Every year on tax day, we get a reminder of the gender pay gap, and the counter-reminder from the “well, actually” douchebags on the right about “the gender pay gap is a myth“: That women choose to earn less money by going into less physically demanding, safer, and lower-paying positions, and men choose to go into more physically demanding, dangerous, and higher-paying positions overall.
But that cannot explain the gap when comparing similar positions:
It is well known that in 2013—the most recent year for which data are available—women working full time, year round earned an average of $0.78 for every dollar earned by men working full time, year round. Since this statistic compares all working women and all working men, it does not control for the different types of jobs that individuals hold. In all but one of the occupations for which data are available, however, women earn less than men.
Also note that these are occupations with wildly different percentages of women in each field, ranging from women comprising 17.49% of production and operating supervisors to 84.8% of general office clerks. There’s not an issue with burly manly strength and size needed to be a personal financial advisor last time I checked, but women earn only 62 cents on the dollar compared to men for that occupation. The one job where women earn more? Stock clerk, even though they make up roughly a third of them nationally.
And please take note that three jobs among those with the worst gender pay gap are physician, teacher, and CEO, successful jobs that require education and only one of the three is considered “pink collar”, teacher. The counter to that is again, “Women choose to have kids and be caregivers, so they’re not working as much.
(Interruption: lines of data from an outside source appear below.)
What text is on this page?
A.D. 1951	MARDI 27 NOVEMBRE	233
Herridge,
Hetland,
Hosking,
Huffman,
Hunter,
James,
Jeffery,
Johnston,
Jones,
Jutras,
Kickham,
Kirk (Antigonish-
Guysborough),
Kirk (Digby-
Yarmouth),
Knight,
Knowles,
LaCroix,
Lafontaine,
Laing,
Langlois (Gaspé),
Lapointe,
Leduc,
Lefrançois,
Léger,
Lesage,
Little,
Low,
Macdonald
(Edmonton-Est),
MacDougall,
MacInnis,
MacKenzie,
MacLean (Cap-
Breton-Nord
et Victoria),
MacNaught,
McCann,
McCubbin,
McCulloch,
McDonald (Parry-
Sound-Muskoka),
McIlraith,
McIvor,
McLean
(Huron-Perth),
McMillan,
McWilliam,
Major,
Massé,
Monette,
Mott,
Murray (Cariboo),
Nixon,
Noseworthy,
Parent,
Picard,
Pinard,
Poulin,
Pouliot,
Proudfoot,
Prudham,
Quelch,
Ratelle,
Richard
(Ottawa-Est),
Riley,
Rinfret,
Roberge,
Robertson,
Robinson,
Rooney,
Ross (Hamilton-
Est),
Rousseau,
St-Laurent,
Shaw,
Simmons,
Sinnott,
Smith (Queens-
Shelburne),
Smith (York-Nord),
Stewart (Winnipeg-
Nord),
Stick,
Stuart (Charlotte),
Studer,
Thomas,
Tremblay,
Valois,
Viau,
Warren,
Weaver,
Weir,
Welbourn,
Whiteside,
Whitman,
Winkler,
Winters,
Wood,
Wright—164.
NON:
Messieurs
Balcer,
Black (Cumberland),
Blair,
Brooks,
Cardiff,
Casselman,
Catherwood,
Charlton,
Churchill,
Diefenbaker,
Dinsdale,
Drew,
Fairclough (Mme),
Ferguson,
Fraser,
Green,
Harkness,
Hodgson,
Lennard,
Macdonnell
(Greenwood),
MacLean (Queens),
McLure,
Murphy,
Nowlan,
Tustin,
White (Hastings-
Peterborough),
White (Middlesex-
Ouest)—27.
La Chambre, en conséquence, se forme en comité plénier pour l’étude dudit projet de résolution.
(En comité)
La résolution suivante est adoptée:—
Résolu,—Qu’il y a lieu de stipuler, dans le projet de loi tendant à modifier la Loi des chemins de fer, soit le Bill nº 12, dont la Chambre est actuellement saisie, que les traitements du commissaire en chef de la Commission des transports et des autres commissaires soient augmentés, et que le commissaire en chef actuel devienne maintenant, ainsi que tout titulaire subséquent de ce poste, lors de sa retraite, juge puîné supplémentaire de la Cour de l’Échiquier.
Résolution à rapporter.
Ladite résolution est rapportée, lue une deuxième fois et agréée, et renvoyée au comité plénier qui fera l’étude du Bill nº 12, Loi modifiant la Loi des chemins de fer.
They’re not working as much, so they have less experience and fewer hours worked. They have less experience and fewer hours worked, so they get paid less.”
But that can’t explain the gap either. We know women in the US are having fewer children, and waiting longer to get married (if at all) particularly those women who are more educated (you know, like doctors.) And if anything, as more and more jobs move away from physical work towards information management, working from home is becoming more popular and more feasible for everyone.
Not only does the gender gap still exist, but when you factor in race it gets even worse. No, the gender gap is not 100% “discrimination”. But it’s not a myth either, and there are some serious structural problems in society that make this gap persist. Pretending that it’s something “bitchy liberals made up” doesn’t mean it’s not real, and that people aren’t getting hurt by it.